Districts offer advice on how to integrate technology with an emphasis on coaching teachers first.
Instructional technology specialists are the core of the professional development plan at Forsyth County Schools in Cumming, Ga., 40 miles north of Atlanta. “If you’re going to use technology in your classrooms, make sure you have the people to carry out the training,” says Coordinator of Instructional Technology Jill Earman, whose district has about 5,000 teachers and staff serving almost 45,000 students. “We would not be where we are with technology integration without the 50 people dedicated to teaching people to use the technology.”

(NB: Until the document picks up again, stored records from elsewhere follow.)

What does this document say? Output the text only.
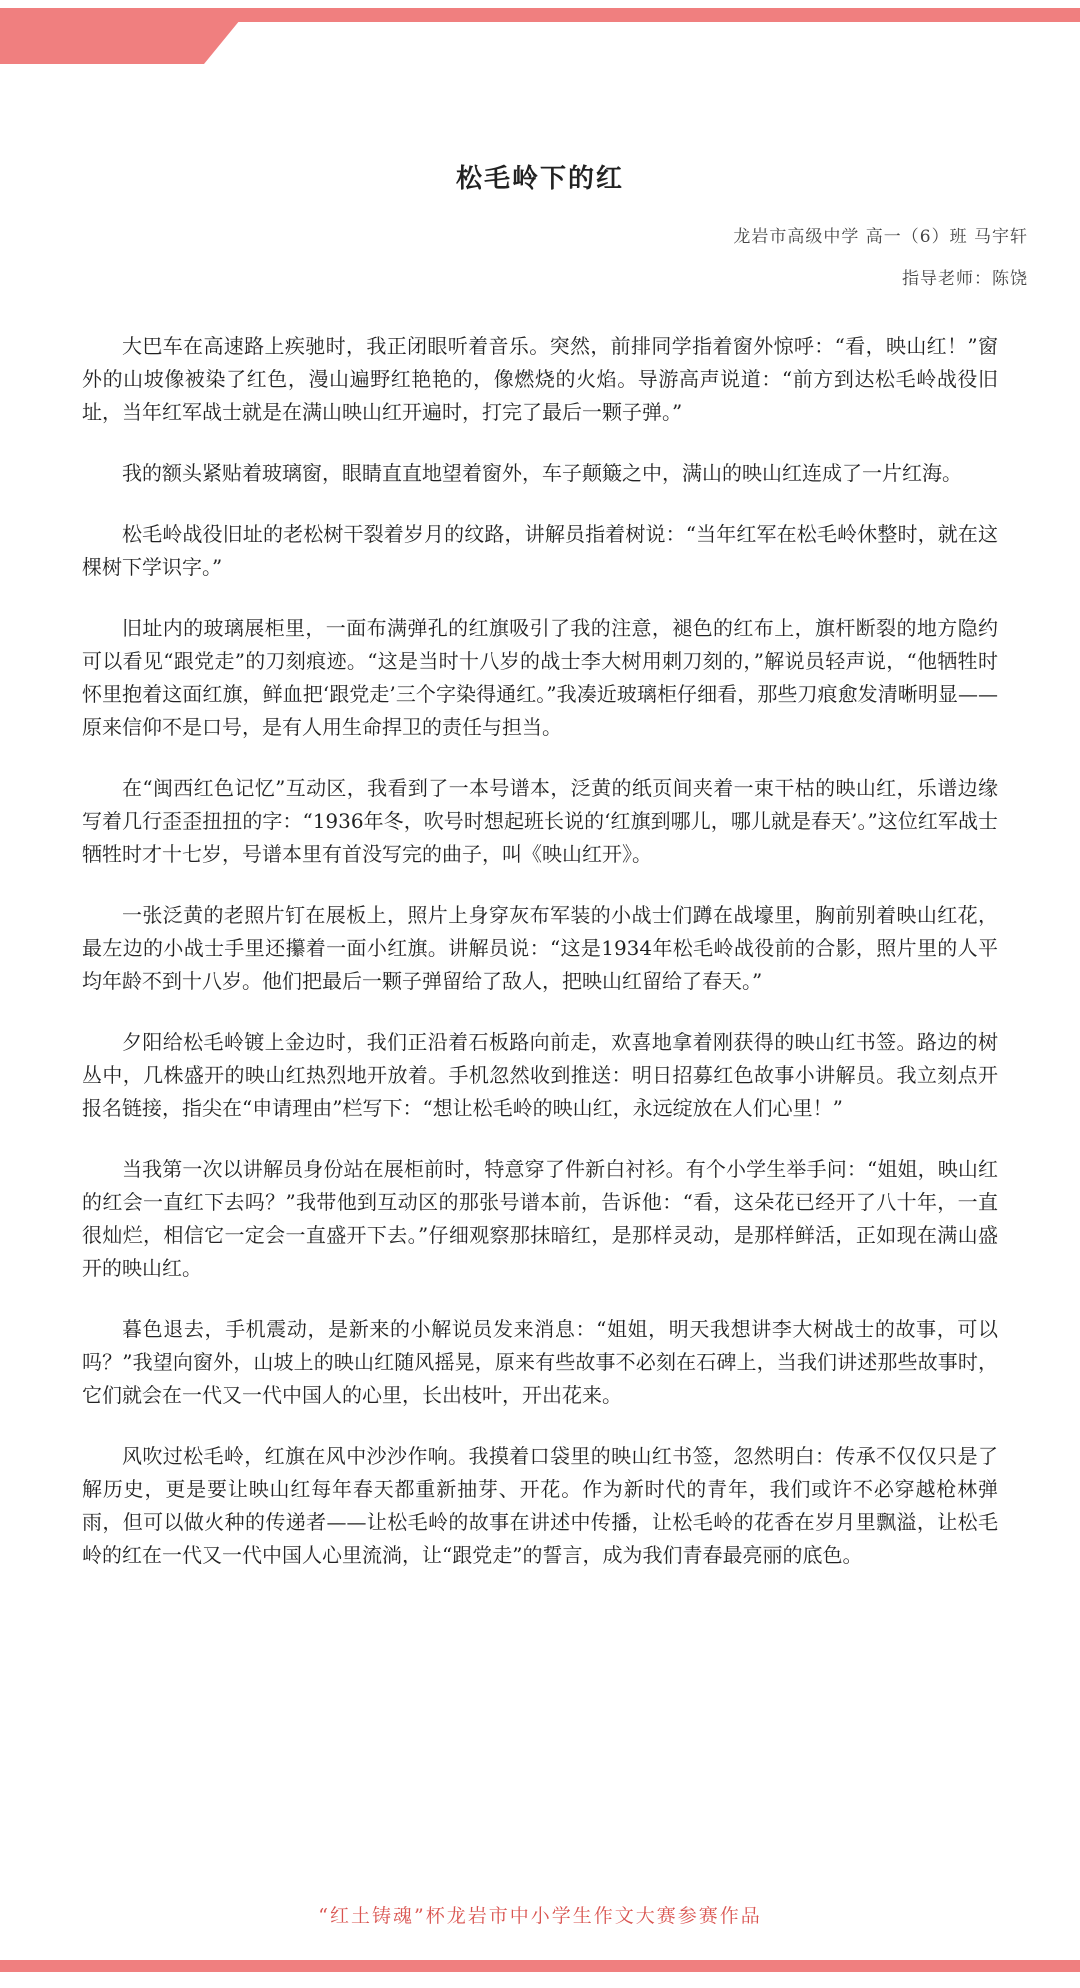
松毛岭下的红
龙岩市高级中学 高一（6）班 马宇轩
指导老师：陈饶

大巴车在高速路上疾驰时，我正闭眼听着音乐。突然，前排同学指着窗外惊呼：“看，映山红！”窗外的山坡像被染了红色，漫山遍野红艳艳的，像燃烧的火焰。导游高声说道：“前方到达松毛岭战役旧址，当年红军战士就是在满山映山红开遍时，打完了最后一颗子弹。”

我的额头紧贴着玻璃窗，眼睛直直地望着窗外，车子颠簸之中，满山的映山红连成了一片红海。

松毛岭战役旧址的老松树干裂着岁月的纹路，讲解员指着树说：“当年红军在松毛岭休整时，就在这棵树下学识字。”

旧址内的玻璃展柜里，一面布满弹孔的红旗吸引了我的注意，褪色的红布上，旗杆断裂的地方隐约可以看见“跟党走”的刀刻痕迹。“这是当时十八岁的战士李大树用刺刀刻的，”解说员轻声说，“他牺牲时怀里抱着这面红旗，鲜血把‘跟党走’三个字染得通红。”我凑近玻璃柜仔细看，那些刀痕愈发清晰明显——原来信仰不是口号，是有人用生命捍卫的责任与担当。

在“闽西红色记忆”互动区，我看到了一本号谱本，泛黄的纸页间夹着一束干枯的映山红，乐谱边缘写着几行歪歪扭扭的字：“1936年冬，吹号时想起班长说的‘红旗到哪儿，哪儿就是春天’。”这位红军战士牺牲时才十七岁，号谱本里有首没写完的曲子，叫《映山红开》。

一张泛黄的老照片钉在展板上，照片上身穿灰布军装的小战士们蹲在战壕里，胸前别着映山红花，最左边的小战士手里还攥着一面小红旗。讲解员说：“这是1934年松毛岭战役前的合影，照片里的人平均年龄不到十八岁。他们把最后一颗子弹留给了敌人，把映山红留给了春天。”

夕阳给松毛岭镀上金边时，我们正沿着石板路向前走，欢喜地拿着刚获得的映山红书签。路边的树丛中，几株盛开的映山红热烈地开放着。手机忽然收到推送：明日招募红色故事小讲解员。我立刻点开报名链接，指尖在“申请理由”栏写下：“想让松毛岭的映山红，永远绽放在人们心里！”

当我第一次以讲解员身份站在展柜前时，特意穿了件新白衬衫。有个小学生举手问：“姐姐，映山红的红会一直红下去吗？”我带他到互动区的那张号谱本前，告诉他：“看，这朵花已经开了八十年，一直很灿烂，相信它一定会一直盛开下去。”仔细观察那抹暗红，是那样灵动，是那样鲜活，正如现在满山盛开的映山红。

暮色退去，手机震动，是新来的小解说员发来消息：“姐姐，明天我想讲李大树战士的故事，可以吗？”我望向窗外，山坡上的映山红随风摇晃，原来有些故事不必刻在石碑上，当我们讲述那些故事时，它们就会在一代又一代中国人的心里，长出枝叶，开出花来。

风吹过松毛岭，红旗在风中沙沙作响。我摸着口袋里的映山红书签，忽然明白：传承不仅仅只是了解历史，更是要让映山红每年春天都重新抽芽、开花。作为新时代的青年，我们或许不必穿越枪林弹雨，但可以做火种的传递者——让松毛岭的故事在讲述中传播，让松毛岭的花香在岁月里飘溢，让松毛岭的红在一代又一代中国人心里流淌，让“跟党走”的誓言，成为我们青春最亮丽的底色。

“红土铸魂”杯龙岩市中小学生作文大赛参赛作品
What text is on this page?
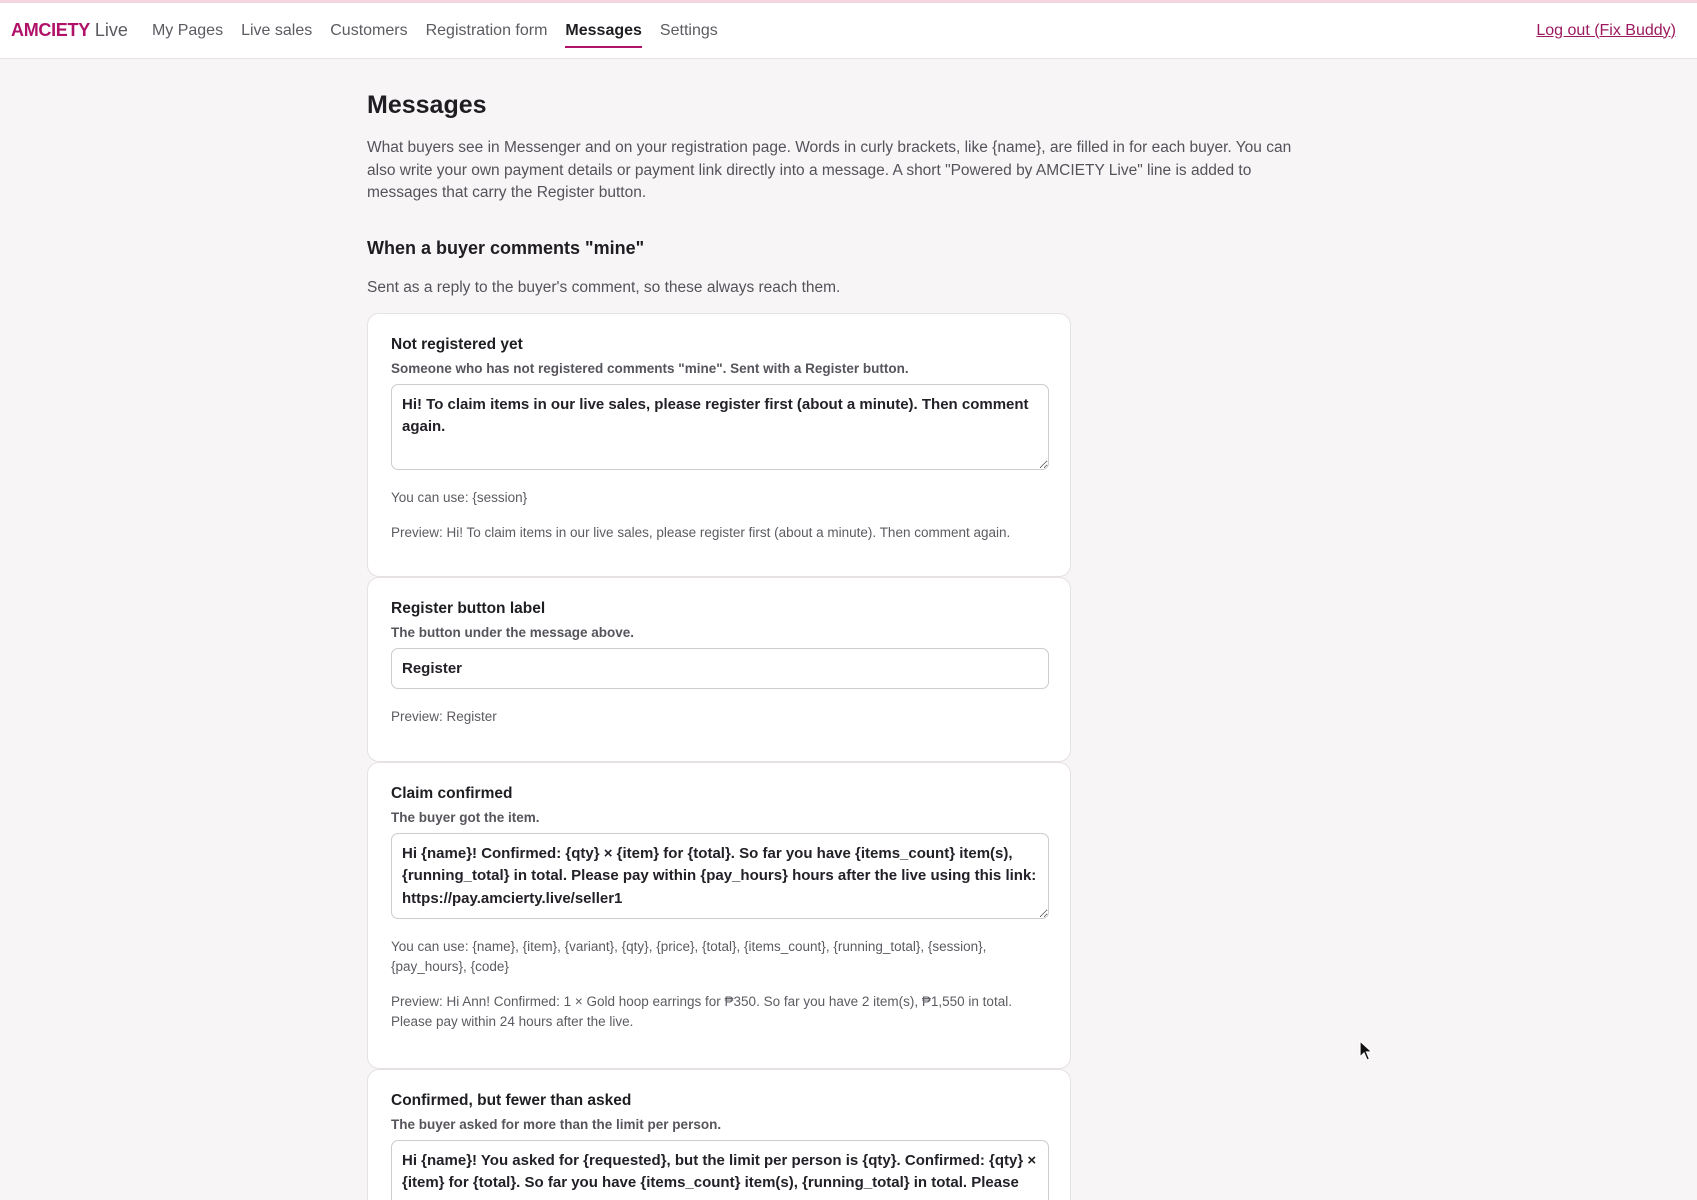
AMCIETY Live My Pages Live sales Customers Registration form Messages Settings	Log out (Fix Buddy)
Messages

What buyers see in Messenger and on your registration page. Words in curly brackets, like {name}, are filled in for each buyer. You can also write your own payment details or payment link directly into a message. A short "Powered by AMCIETY Live" line is added to messages that carry the Register button.

When a buyer comments "mine"

Sent as a reply to the buyer's comment, so these always reach them.

Not registered yet
Someone who has not registered comments "mine". Sent with a Register button.
Hi! To claim items in our live sales, please register first (about a minute). Then comment again.
You can use: {session}
Preview: Hi! To claim items in our live sales, please register first (about a minute). Then comment again.
Register button label
The button under the message above.
Register
Preview: Register
Claim confirmed
The buyer got the item.
Hi {name}! Confirmed: {qty} × {item} for {total}. So far you have {items_count} item(s), {running_total} in total. Please pay within {pay_hours} hours after the live using this link: https://pay.amcierty.live/seller1
You can use: {name}, {item}, {variant}, {qty}, {price}, {total}, {items_count}, {running_total}, {session}, {pay_hours}, {code}
Preview: Hi Ann! Confirmed: 1 × Gold hoop earrings for ₱350. So far you have 2 item(s), ₱1,550 in total. Please pay within 24 hours after the live.
Confirmed, but fewer than asked
The buyer asked for more than the limit per person.
Hi {name}! You asked for {requested}, but the limit per person is {qty}. Confirmed: {qty} × {item} for {total}. So far you have {items_count} item(s), {running_total} in total. Please pay
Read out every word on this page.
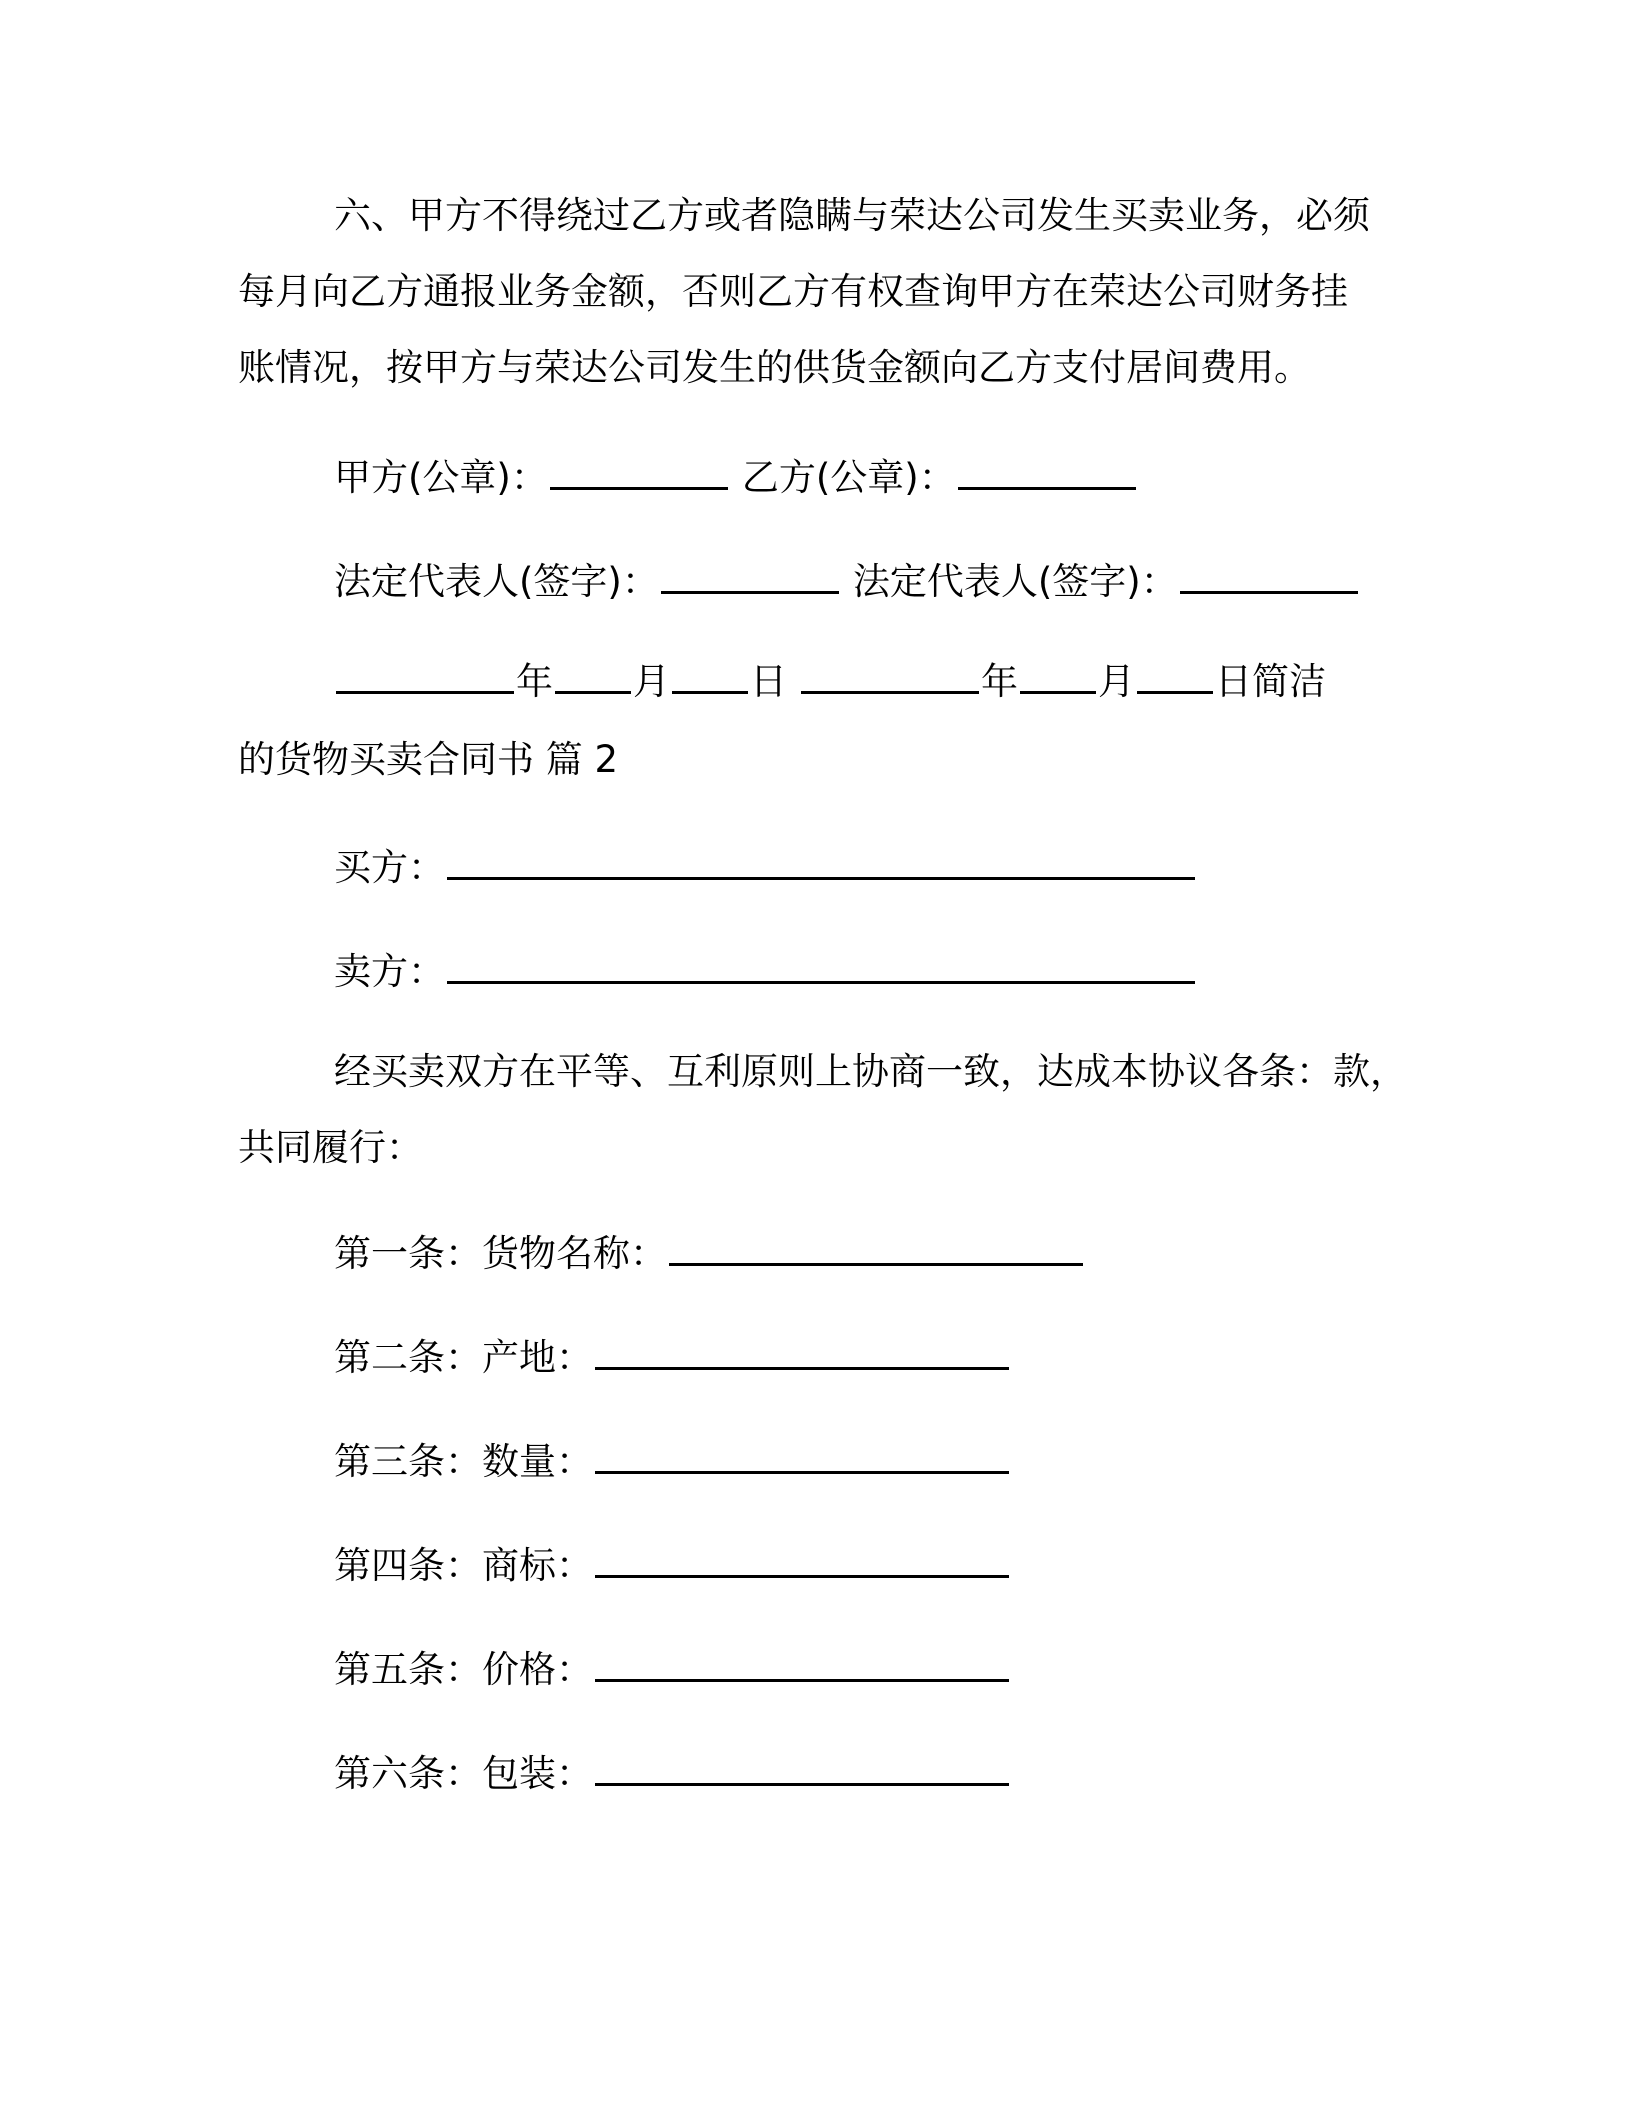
六、甲方不得绕过乙方或者隐瞒与荣达公司发生买卖业务，必须
每月向乙方通报业务金额，否则乙方有权查询甲方在荣达公司财务挂
账情况，按甲方与荣达公司发生的供货金额向乙方支付居间费用。
甲方(公章)：	乙方(公章)：
法定代表人(签字)：	法定代表人(签字)：
年 月 日	年 月 日简洁
的货物买卖合同书 篇 2
买方：
卖方：
经买卖双方在平等、互利原则上协商一致，达成本协议各条：款，
共同履行：
第一条：货物名称：
第二条：产地：
第三条：数量：
第四条：商标：
第五条：价格：
第六条：包装：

Teachers have to be proficient in using the district’s LMS, itslearning, which has become central to the way the district operates — there are not even days off for bad weather in Forsyth County, as lessons are delivered to homebound students through the LMS. An instructional technology team travels among the district’s 35 schools, providing training focused on, but not limited to, the LMS. Each school also has a dedicated technology specialist(some high schools have two) who rotates through classrooms, co-teaching and modeling ways that technology can be used to support and extend the curriculum, Earman says.
The LMS also is there to serve the learning needs of teachers, who can access recordings of some of the professional development sessions offered by the district as well as an extensive collection of training webinars through itsLearning, she says.
“We have to offer ways for teachers to get the training they need when they need it,” Earman says. “That’s the just-in-time support the ITSes offer. There has to be respect for all that teachers have to do, and there has to be follow-up to make sure they’re not struggling with new skills. The old ‘sit-and-get,’ one-time event model of professional development doesn’t work."